Impact sur votre stratégie d'épargne retraite
Le recul de l'âge de départ modifie l'horizon de placement pour l'épargne retraite. Un actif de 45 ans en 2026 (génération 1981, soumis à un âge légal de 64 ans) dispose encore de 19 années de capitalisation. Ce temps long peut justifier une allocation plus dynamique sur un PER (Plan d'Épargne Retraite).
Pour un placement de 200 € par mois sur un PER avec un rendement annuel moyen de 4 %, le capital accumulé atteindrait environ 66 000 € au terme de 19 ans. L'avantage fiscal à l'entrée (déduction du revenu imposable) reste un atout : pour un contribuable dans la tranche à 30 %, chaque versement de 200 € ne « coûte » que 140 € net. Ceux qui diversifient leur épargne peuvent aussi s'intéresser aux placements obligataires et leur rendement en 2026.
La revalorisation des pensions de base reste par ailleurs indexée sur l'inflation. En 2026, après une inflation cumulée de 12 % depuis 2022, les pensions ont suivi — mais avec un décalage mécanique de plusieurs mois qui érode le pouvoir d'achat réel, notamment pour les retraités les plus modestes. Anticiper ce décalage en constituant une épargne de précaution reste pertinent, d'autant que les indépendants et dirigeants doivent aussi absorber les nouvelles obligations administratives qui pèsent sur leur trésorerie.
Questions fréquentes
À quel âge puis-je partir à la retraite en 2026 ?
L'âge légal dépend de votre année de naissance. En 2026, il est de 62 ans et 9 mois pour la génération 1963 et de 63 ans pour la génération 1964. Un départ anticipé reste possible pour les carrières longues (début d'activité avant 16, 18, 20 ou 21 ans) ou en cas d'inaptitude au travail.
Combien de trimestres faut-il pour une retraite à taux plein ?
Pour la génération 1963, il faut 170 trimestres (42 ans et 6 mois). Pour la génération 1964, 171 trimestres (42 ans et 9 mois). Sans le nombre requis, une décote de 1,25 % par trimestre manquant s'applique, sauf si vous attendez 67 ans.
Le minimum de pension a-t-il vraiment augmenté ?
Oui.

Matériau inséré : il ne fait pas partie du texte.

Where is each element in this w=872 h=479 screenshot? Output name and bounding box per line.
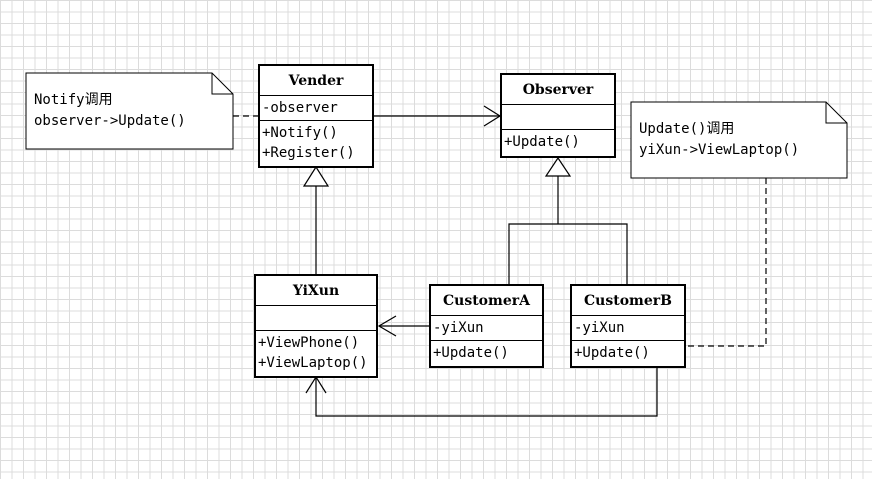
note-update-shape	[630, 101, 848, 179]
class-yixun-name: YiXun	[256, 276, 376, 306]
class-customer-a-name: CustomerA	[431, 286, 542, 316]
class-vender[interactable]: Vender -observer +Notify() +Register()	[258, 64, 374, 168]
note-update-line2: yiXun->ViewLaptop()	[639, 142, 800, 158]
class-customer-b[interactable]: CustomerB -yiXun +Update()	[570, 284, 686, 368]
class-vender-attributes: -observer	[260, 96, 372, 121]
class-customer-b-attributes: -yiXun	[572, 316, 684, 341]
class-observer-methods: +Update()	[502, 130, 614, 152]
class-customer-a-attributes: -yiXun	[431, 316, 542, 341]
class-vender-methods: +Notify() +Register()	[260, 121, 372, 163]
class-customer-b-attribute: -yiXun	[574, 320, 625, 336]
class-observer-name: Observer	[502, 75, 614, 105]
class-customer-b-name: CustomerB	[572, 286, 684, 316]
class-yixun-attributes	[256, 306, 376, 331]
class-observer-attributes	[502, 105, 614, 130]
class-yixun-method: +ViewLaptop()	[258, 355, 368, 371]
class-vender-name: Vender	[260, 66, 372, 96]
note-notify-line1: Notify调用	[34, 92, 113, 108]
class-observer-method: +Update()	[504, 134, 580, 150]
class-customer-b-method: +Update()	[574, 345, 650, 361]
association-customerb-yixun	[315, 367, 658, 417]
arrowhead-yixun-right	[377, 315, 397, 337]
note-update-fold	[825, 102, 847, 124]
note-notify-line2: observer->Update()	[34, 113, 186, 129]
note-update-line1: Update()调用	[639, 121, 735, 137]
class-vender-method: +Register()	[262, 145, 355, 161]
note-notify-shape	[25, 72, 234, 150]
class-vender-method: +Notify()	[262, 125, 338, 141]
note-update-anchor	[686, 178, 767, 347]
class-observer[interactable]: Observer +Update()	[500, 73, 616, 158]
class-yixun[interactable]: YiXun +ViewPhone() +ViewLaptop()	[254, 274, 378, 378]
note-update: Update()调用 yiXun->ViewLaptop()	[631, 119, 826, 161]
class-customer-b-methods: +Update()	[572, 341, 684, 363]
class-customer-a[interactable]: CustomerA -yiXun +Update()	[429, 284, 544, 368]
class-yixun-method: +ViewPhone()	[258, 335, 360, 351]
generalization-customers-observer	[508, 176, 628, 284]
class-customer-a-methods: +Update()	[431, 341, 542, 363]
class-vender-attribute: -observer	[262, 100, 338, 116]
class-yixun-methods: +ViewPhone() +ViewLaptop()	[256, 331, 376, 373]
triangle-vender	[302, 165, 330, 187]
triangle-observer	[544, 156, 572, 177]
note-notify: Notify调用 observer->Update()	[26, 90, 212, 132]
class-customer-a-method: +Update()	[433, 345, 509, 361]
note-notify-fold	[211, 73, 233, 95]
class-customer-a-attribute: -yiXun	[433, 320, 484, 336]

Le minimum contributif majoré a été revalorisé de 100 € brut par mois depuis septembre 2023. En 2026, il atteint environ 848 € net mensuels pour une carrière complète au SMIC. Il faut toutefois justifier de tous les trimestres requis et percevoir une pension totale inférieure à environ 1 352 € brut.
Puis-je travailler à temps partiel tout en touchant une partie de ma retraite ?
Oui, grâce à la retraite progressive, accessible 2 ans avant l'âge légal. En 2026, cela signifie dès 60 ans et 9 mois pour la génération 1963. Votre employeur ne peut plus refuser votre passage à temps partiel dans ce cadre, sauf motif économique justifié.
Les cotisations versées après la retraite créent-elles de nouveaux droits ?
Oui, depuis la réforme de 2023, les cotisations versées dans le cadre d'un cumul emploi-retraite génèrent de nouveaux droits à pension. Ce n'était pas le cas auparavant, où ces cotisations ne produisaient aucun droit supplémentaire.